Here, unlike in McNeill, X’s record does not reflect that X in fact defrauded Liberty. The
disposition of the proceedings does not prove fraudulent intent. Thus, it follows that this court
should not permit the defense to question X so that they may improperly imply to the jury that X
possessed such intent. Moreover, X’s records, unlike the documents in McNeill do not indicate
that X was involved in any dishonest conduct. As mentioned previously, X’s documents are mere
assertions of guilt, which tend to prove nothing.
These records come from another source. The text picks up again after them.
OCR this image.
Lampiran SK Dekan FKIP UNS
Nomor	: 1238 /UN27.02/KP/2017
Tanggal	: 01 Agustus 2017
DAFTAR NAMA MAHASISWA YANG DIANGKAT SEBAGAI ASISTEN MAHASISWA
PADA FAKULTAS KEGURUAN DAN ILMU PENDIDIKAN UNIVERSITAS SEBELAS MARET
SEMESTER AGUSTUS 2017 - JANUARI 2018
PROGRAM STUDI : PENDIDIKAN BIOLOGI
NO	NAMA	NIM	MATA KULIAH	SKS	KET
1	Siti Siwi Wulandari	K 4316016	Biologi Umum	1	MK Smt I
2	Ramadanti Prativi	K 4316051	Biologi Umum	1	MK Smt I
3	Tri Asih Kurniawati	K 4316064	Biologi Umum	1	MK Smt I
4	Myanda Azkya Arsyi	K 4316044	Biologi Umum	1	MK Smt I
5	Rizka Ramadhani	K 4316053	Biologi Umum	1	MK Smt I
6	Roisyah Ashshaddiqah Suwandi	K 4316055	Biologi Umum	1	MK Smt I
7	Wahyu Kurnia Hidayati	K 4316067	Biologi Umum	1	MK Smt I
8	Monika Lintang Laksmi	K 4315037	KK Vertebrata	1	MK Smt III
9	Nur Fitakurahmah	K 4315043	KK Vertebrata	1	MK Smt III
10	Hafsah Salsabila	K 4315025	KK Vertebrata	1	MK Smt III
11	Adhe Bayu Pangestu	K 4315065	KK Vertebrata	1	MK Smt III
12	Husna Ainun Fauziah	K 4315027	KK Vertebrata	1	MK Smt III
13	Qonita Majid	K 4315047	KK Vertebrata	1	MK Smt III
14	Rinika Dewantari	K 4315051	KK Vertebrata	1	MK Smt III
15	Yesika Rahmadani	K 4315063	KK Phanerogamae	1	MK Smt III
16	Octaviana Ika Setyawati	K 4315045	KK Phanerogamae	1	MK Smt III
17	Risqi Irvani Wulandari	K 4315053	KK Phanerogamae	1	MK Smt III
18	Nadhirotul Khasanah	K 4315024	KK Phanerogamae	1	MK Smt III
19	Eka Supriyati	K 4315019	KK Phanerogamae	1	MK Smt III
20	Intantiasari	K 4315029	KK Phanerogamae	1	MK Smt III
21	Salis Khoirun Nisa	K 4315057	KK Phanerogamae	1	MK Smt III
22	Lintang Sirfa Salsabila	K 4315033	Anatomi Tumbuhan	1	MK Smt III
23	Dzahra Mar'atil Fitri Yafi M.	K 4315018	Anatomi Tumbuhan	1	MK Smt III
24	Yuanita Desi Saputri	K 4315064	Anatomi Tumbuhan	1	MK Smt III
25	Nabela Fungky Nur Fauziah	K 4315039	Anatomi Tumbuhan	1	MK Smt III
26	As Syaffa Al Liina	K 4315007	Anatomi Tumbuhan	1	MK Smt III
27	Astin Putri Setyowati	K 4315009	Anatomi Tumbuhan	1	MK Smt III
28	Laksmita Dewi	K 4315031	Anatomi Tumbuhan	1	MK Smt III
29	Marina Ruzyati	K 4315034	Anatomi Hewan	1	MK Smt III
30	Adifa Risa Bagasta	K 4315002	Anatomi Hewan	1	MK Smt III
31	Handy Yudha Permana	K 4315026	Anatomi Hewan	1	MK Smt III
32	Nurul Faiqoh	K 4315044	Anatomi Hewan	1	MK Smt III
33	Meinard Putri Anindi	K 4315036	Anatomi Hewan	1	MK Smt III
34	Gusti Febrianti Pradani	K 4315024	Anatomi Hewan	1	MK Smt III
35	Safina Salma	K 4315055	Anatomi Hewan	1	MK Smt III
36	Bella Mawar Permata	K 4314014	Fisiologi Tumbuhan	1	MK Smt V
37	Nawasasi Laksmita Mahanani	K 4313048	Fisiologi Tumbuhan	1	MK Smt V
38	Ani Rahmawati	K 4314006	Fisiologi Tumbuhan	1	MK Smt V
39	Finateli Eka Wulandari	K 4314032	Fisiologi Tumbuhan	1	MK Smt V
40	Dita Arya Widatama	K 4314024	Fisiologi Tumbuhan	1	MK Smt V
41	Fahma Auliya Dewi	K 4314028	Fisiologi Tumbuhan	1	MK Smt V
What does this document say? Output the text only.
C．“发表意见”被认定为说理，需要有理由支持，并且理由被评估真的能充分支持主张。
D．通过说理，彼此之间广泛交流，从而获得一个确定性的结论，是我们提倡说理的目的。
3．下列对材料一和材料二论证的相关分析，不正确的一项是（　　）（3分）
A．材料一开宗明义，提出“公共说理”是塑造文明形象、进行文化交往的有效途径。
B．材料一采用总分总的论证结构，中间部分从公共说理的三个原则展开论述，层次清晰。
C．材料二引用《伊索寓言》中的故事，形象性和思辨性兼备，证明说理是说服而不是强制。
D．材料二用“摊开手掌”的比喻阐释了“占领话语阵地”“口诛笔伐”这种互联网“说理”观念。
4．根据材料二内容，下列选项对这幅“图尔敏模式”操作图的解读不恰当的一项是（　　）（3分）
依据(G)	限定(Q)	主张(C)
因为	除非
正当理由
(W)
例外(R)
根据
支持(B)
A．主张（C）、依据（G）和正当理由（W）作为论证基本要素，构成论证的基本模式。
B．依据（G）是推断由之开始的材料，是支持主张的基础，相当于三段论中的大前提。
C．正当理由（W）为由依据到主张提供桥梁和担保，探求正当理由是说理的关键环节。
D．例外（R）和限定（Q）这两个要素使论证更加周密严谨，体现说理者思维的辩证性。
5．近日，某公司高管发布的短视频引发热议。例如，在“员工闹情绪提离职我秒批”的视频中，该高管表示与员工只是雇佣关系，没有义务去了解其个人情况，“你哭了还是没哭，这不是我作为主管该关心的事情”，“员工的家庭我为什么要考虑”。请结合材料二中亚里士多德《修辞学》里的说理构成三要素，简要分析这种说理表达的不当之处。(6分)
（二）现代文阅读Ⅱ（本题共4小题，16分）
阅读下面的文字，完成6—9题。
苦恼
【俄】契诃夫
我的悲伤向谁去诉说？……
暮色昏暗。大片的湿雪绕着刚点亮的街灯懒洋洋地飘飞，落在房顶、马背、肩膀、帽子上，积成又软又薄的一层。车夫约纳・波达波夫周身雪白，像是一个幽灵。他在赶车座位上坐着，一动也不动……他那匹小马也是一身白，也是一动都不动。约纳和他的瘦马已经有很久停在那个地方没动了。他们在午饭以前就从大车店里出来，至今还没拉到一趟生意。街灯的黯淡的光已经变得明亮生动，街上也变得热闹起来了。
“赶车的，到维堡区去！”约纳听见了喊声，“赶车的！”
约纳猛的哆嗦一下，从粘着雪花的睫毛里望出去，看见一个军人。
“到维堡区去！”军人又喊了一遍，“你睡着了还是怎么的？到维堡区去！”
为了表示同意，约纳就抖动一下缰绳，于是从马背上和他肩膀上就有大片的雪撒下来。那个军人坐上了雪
Furthermore, unlike in McNeill, where
plaintiffs’ conduct significantly revealed a willingness...voluntarily to place the advancement of
his individual self-interest ahead of principle or of the interests of society," here X’s records do
not reveal such a tendency.
Furthermore, allowing the defendants to cross-examine plaintiff regarding the proceedings
or any underlying events forming the basis thereof, will improperly mislead the jury to believe
that, since X has defrauded an insurance company in the past, he may in this trial, intend to do it
again. Plainly, this improper characterization of X is unduly prejudicial and should not be
allowed. Allowing such a thought to enter the jury’s minds not only would unfairly and
prejudicially soil plaintiffs’ reputation and credibility, but would also confuse the jurors as to the
material issues at the trial of this action, the defendant’s negligence that proximately caused
plaintiffs’ injuries.
For the foregoing reasons, plaintiff asks this Court to grant its motion for an order:
11. (a) Precluding the introduction at the trial of this action of any evidence arising out of X’s New
Jersey Superior Court of Monmouth County proceedings.
(b) Precluding the defense from cross-examining X regarding these court proceedings, any
corresponding investigation and any underlying facts that formed the basis of these proceedings.